Premièrement, parce que je lis beaucoup. J’ai beaucoup d’almanachs, tout y était inscrit. Et puis au fur et à mesure on découvre. Par exemple, pour mes recherches, il y a la Carte Descubes qui comporte toutes les concessions de l’époque française. Je la mets sur la table et je prends une loupe. On l’a sur google aussi. (Elle déplie la carte et elle suit du doigt les lignes). Là par exemple, dans le Sud, on a les concessions des Montille. Ici, les Maudave.
Et vous disiez que c’est important de se réapproprier le patrimoine sans cloisonnements.
Absolument. Moi je suis fatiguée d’entendre dire «Vous, les Franco-Mauriciens, parce que vous êtes Blancs, vous aviez les moyens». Ce n’était pas vrai. Moi je leur réponds, «Mes ancêtres ont du bêcher la terre. Ils ont dû travailler dur. Ils n’avaient pas beaucoup d’esclaves. Je n’en ai retrouvé que deux ou trois dans mes recherches sur ma famille. Par contre, dans les années 1800, les Gens de couleur avaient aussi des esclaves. Mon ancêtre n’en avait pas autant».

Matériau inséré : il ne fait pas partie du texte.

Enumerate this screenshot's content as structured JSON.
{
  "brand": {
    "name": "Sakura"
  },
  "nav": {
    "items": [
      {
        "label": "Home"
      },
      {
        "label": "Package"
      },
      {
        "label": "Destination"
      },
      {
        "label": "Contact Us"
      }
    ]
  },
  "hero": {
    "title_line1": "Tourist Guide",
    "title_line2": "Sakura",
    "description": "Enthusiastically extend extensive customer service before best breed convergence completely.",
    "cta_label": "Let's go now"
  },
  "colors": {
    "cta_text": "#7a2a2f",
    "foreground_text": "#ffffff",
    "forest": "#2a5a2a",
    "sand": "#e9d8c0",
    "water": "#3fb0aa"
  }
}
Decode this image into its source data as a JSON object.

Après, pour travailler ensemble, il faut un intérêt commun. Quel serait l’intérêt pour les consortiums de s’investir dans le patrimoine ?

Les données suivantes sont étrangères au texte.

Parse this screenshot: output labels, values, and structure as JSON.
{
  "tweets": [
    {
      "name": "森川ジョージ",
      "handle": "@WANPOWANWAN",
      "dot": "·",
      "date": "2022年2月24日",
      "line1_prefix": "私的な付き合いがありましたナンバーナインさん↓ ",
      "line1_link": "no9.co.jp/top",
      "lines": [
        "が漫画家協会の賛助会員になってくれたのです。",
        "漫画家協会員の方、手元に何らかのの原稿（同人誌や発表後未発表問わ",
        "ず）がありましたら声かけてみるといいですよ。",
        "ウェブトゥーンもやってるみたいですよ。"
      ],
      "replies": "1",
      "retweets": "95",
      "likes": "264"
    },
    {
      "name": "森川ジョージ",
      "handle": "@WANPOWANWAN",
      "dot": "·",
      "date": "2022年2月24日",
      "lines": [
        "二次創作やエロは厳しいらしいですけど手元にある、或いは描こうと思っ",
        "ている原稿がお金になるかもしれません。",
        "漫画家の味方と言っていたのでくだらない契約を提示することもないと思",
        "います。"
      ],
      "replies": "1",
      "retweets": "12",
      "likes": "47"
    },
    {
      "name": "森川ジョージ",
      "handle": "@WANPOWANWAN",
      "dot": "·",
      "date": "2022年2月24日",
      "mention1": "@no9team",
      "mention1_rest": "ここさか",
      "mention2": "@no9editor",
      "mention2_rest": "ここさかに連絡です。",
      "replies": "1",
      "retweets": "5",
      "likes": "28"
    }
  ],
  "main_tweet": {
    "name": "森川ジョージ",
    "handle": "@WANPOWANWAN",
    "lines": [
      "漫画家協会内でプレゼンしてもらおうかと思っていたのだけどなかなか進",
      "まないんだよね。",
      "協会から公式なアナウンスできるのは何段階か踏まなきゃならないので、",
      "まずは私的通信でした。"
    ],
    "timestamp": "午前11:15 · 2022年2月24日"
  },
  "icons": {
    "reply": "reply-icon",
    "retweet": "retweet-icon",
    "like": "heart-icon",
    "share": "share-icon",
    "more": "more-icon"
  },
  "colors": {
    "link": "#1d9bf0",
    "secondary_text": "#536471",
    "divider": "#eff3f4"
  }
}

Je serais d’avis de dire que l’intérêt n’est pas seulement pécunier. Ils devraient aussi se dire «On dépasse ce stade, nous voulons laisser quelque chose pour ce pays, pour plus tard, pour qu’un jour on soit fier d’où on vient, de ce qu’on a fait». Cela ne devrait pas être uniquement «Je le fais parce que je suis sûr que vais gagner de l’argent». S’ils peuvent se le permettre, bien sûr.
Ce serait donc du pur mécénat ?
Pas du pur mécénat, il faut un intérêt, mais il faut arriver au mécénat. J’estime que c’est possible, avec cette quantité d’argent qu’on génère maintenant dans le pays, où on voit des projets monstrueux qui sortent de terre. Moi je parle de la ville de Port-Louis qu’il faut sauver. Vous avez remarqué comment on a de beaux noms de lieux dans ce pays ? Belle- Vue, Belle-Ombre, Plaisance, Beau-Rivage, Belle-Découverte… La liste est inombrable.
Donc, des noms de lieux témoins d’une qualité de vie ?
Bien sûr. Ces gens qui arrivaient là, vous savez le courage qu’il fallait ? Peu importe d’où ils sortaient, ils arrivaient ici avec rien, ils n’avaient pas à manger, ils mangeaient des rats. Il y avait des cyclones, des épidémies, mais pourquoi les gens venaient ici et donnaient ces noms ? Parce que je pense qu’ils avaient de l’espoir de faire quelque chose de cette terre. D’ailleurs, tous ceux qui débarquaient ici, disaient, la première vue qu’ils avaient, c’était ce Port- Louis dans son écrin de montagnes.
Maintenant, c’est un écrin de béton.
Il ne fallait pas construire comme ça. On dit «Mauritius c’est un plaisir», mais c’est fini, on ne ressent plus ce plaisir. Premièrement, les noms de lieux mêmes n’ont plus d’impact. Si on veut préserver le peu qu’il nous reste, c’est ça, Port-Louis. Dites-vous bien que, d’ici dans 25 ans, le peu qu’il reste d’une époque aura disparu. Est-ce qu’on ne peut pas faire deux rues, dans un ou deux quartiers, comme en Louisiane ou à Cape Town, où on trouve des quartiers reconstitués comme à l’époque. Pourquoi ne pourrait-on pas avoir ça ici ? L’apport multiethnique qu’on a eu ici, c’est un héritage fabuleux. Alors, il faudrait au moins qu’il y ait une table-ronde d’organisée, au moins une ouverture, et se dire «Allons voir qu’est-ce qu’on peut faire». Après, on peut voir l’aspect rentabilité, pratique, approche… Mais au moins, se mettre ensemble, et échanger des idées.